Et poum ! Le bath cliché grand-guignol. Macbebeth qui monte qui monte ! Fallait. Le Vieux ne sort jamais de chez lui sans ses gants et un pacsif d’idées reçues.
Le sang sur les mains est une image clé du langage de mister Vioquard.
Je la lui laisse déguster. Les rodomontants adorent jouir des ondes consécutives aux mots tombant de leurs lèvres. Ils les écoutent vibrer, se dissiper dans le formidable magasin où sont stockées les jactances universelles. Qu’un jour on aura des appareils pour les recapter, je sais, et ainsi se rendre parfaitement compte l’ à quel point elle est scrupuleusement héréditaire, notre connerie.

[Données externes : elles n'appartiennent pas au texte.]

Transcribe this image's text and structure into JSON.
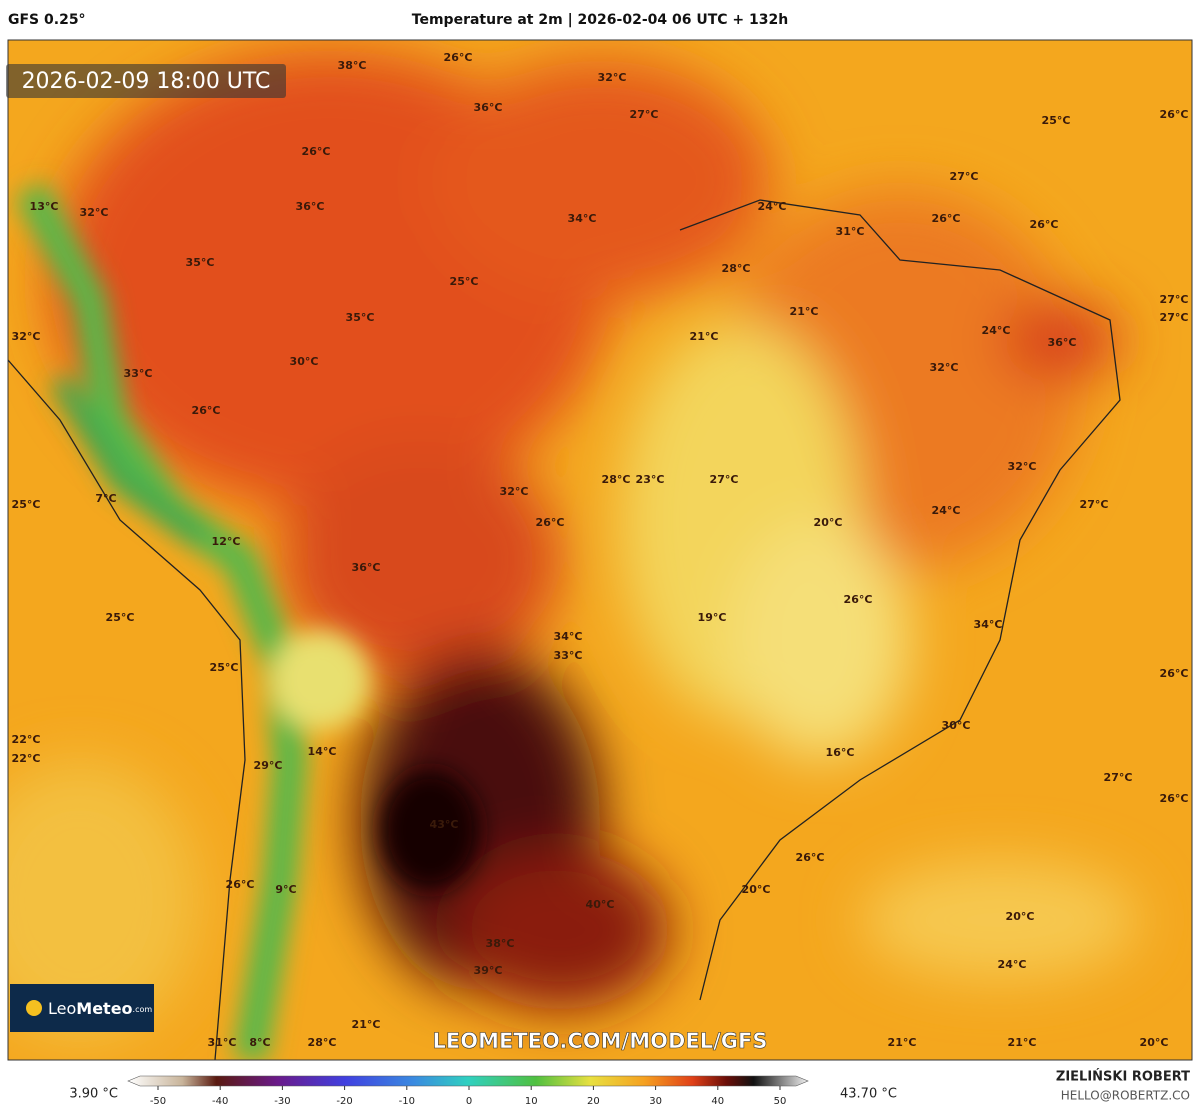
{
  "header": {
    "model": "GFS 0.25°",
    "title": "Temperature at 2m | 2026-02-04 06 UTC + 132h"
  },
  "map": {
    "valid_time": "2026-02-09 18:00 UTC",
    "watermark": "LEOMETEO.COM/MODEL/GFS",
    "logo": {
      "name_light": "Leo",
      "name_bold": "Meteo",
      "suffix": ".com"
    },
    "labels": [
      "38°C",
      "26°C",
      "32°C",
      "36°C",
      "27°C",
      "25°C",
      "26°C",
      "26°C",
      "27°C",
      "13°C",
      "32°C",
      "36°C",
      "34°C",
      "24°C",
      "26°C",
      "26°C",
      "31°C",
      "35°C",
      "25°C",
      "28°C",
      "27°C",
      "27°C",
      "21°C",
      "35°C",
      "24°C",
      "32°C",
      "21°C",
      "36°C",
      "30°C",
      "33°C",
      "32°C",
      "26°C",
      "32°C",
      "28°C",
      "23°C",
      "27°C",
      "32°C",
      "7°C",
      "25°C",
      "27°C",
      "24°C",
      "26°C",
      "20°C",
      "12°C",
      "36°C",
      "26°C",
      "25°C",
      "19°C",
      "34°C",
      "34°C",
      "33°C",
      "25°C",
      "26°C",
      "30°C",
      "22°C",
      "22°C",
      "14°C",
      "16°C",
      "29°C",
      "27°C",
      "26°C",
      "43°C",
      "26°C",
      "26°C",
      "9°C",
      "20°C",
      "40°C",
      "20°C",
      "38°C",
      "24°C",
      "39°C",
      "21°C",
      "28°C",
      "31°C",
      "8°C",
      "21°C",
      "21°C",
      "20°C"
    ]
  },
  "colorbar": {
    "min_label": "3.90 °C",
    "max_label": "43.70 °C",
    "ticks": [
      -50,
      -40,
      -30,
      -20,
      -10,
      0,
      10,
      20,
      30,
      40,
      50
    ]
  },
  "footer": {
    "author": "ZIELIŃSKI ROBERT",
    "email": "HELLO@ROBERTZ.CO"
  }
}
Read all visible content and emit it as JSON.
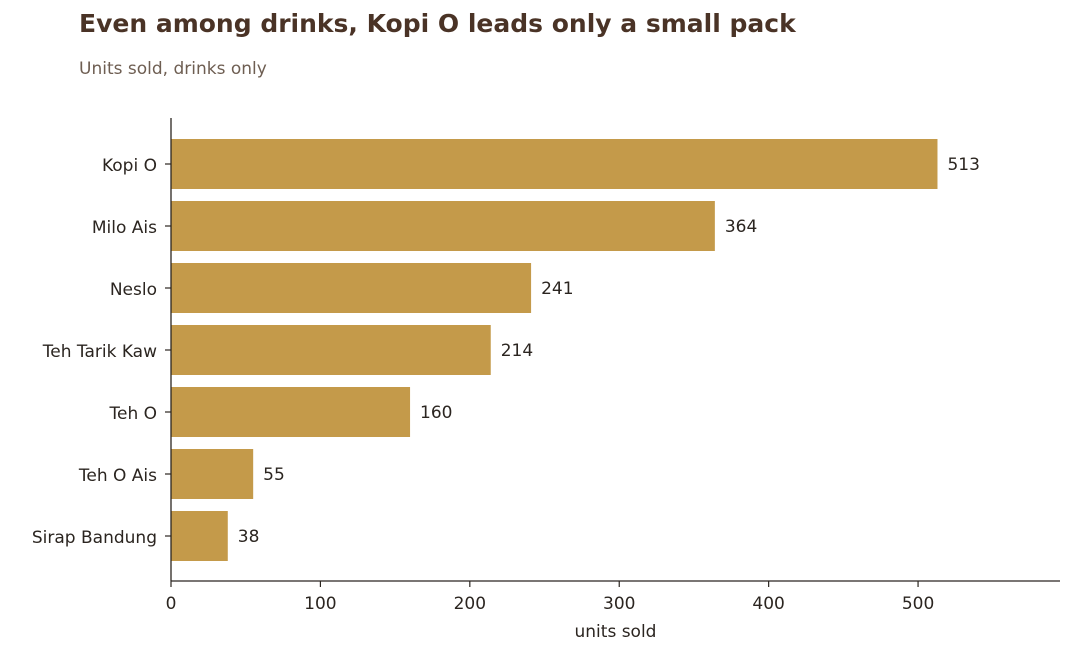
{
  "chart_data": {
    "type": "bar",
    "orientation": "horizontal",
    "title": "Even among drinks, Kopi O leads only a small pack",
    "subtitle": "Units sold, drinks only",
    "xlabel": "units sold",
    "ylabel": "",
    "categories": [
      "Kopi O",
      "Milo Ais",
      "Neslo",
      "Teh Tarik Kaw",
      "Teh O",
      "Teh O Ais",
      "Sirap Bandung"
    ],
    "values": [
      513,
      364,
      241,
      214,
      160,
      55,
      38
    ],
    "xlim": [
      0,
      595
    ],
    "xticks": [
      0,
      100,
      200,
      300,
      400,
      500
    ],
    "grid": false,
    "legend": "none",
    "bar_color": "#c49a4a",
    "axis_color": "#2b2520",
    "data_labels": true
  }
}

— J’ai eu l’occasion, jadis, de rendre un signalé service à Médé Prince et il m’en garde une reconnaissance…
— Eternelle ? je me hâte de proposer au vieux pompier du langage.
— Voilà ! remercie-t-il comme si je lui aurais ramassé ses gants tombés.
Ce qui me tarabate le mental, c’est comment il se fait que le Dabuche aille rendre de « signalés services » à une vieille fripouille comme Médé. Pas son genre de frayer avec le Mitan, Pépère.
Soucieux de ne pas s’éterniser sur la question, il caracole déjà du verbe en tête de peloton :
— Ce bon Médé, sentant que sa carrière s’achève, a voulu donner un gage de sa gratitude…
— C’est gentil à lui.
— Somme toute, oui, car il n’était pas obligé…
— Si, il était le vôtre…
Jeux de mots, jeux de vilain ; le Raclé me caramélise d’une œillade dont une nature faible ne se remettrait qu’au bout de trois électrochocs.
Il poursuit, sèchement :
— Bref, les Prince ont été contactés par des filous internationaux de grand style qui leur offrent de participer à un coup exceptionnel : la chambre des coffres de la British Golden Bank à Londres.
— En effet, admiré-je, ces messieurs voient vaste. La British Golden Bank est le plus grand établissement bancaire du Royaume-Uni, n’est-il pas ?
— Certes, et il ne s’agit pas, en l’occurrence, d’une succursale, mais de la maison mère !
— Donc, vos amis Prince (et toc, attrape, vieille fripe !) sont contactés pour participer à cette super-opération, et ils vous mettent au parfum ?
— En quelque sorte.
— Et vous me demandez, je suppose, de pousser un peu les choses pour découvrir la liste de tous les engagés et les faire pincer au moment du coup de main ? Le beau coup de filet international qui servira le prestige de la Police Française ?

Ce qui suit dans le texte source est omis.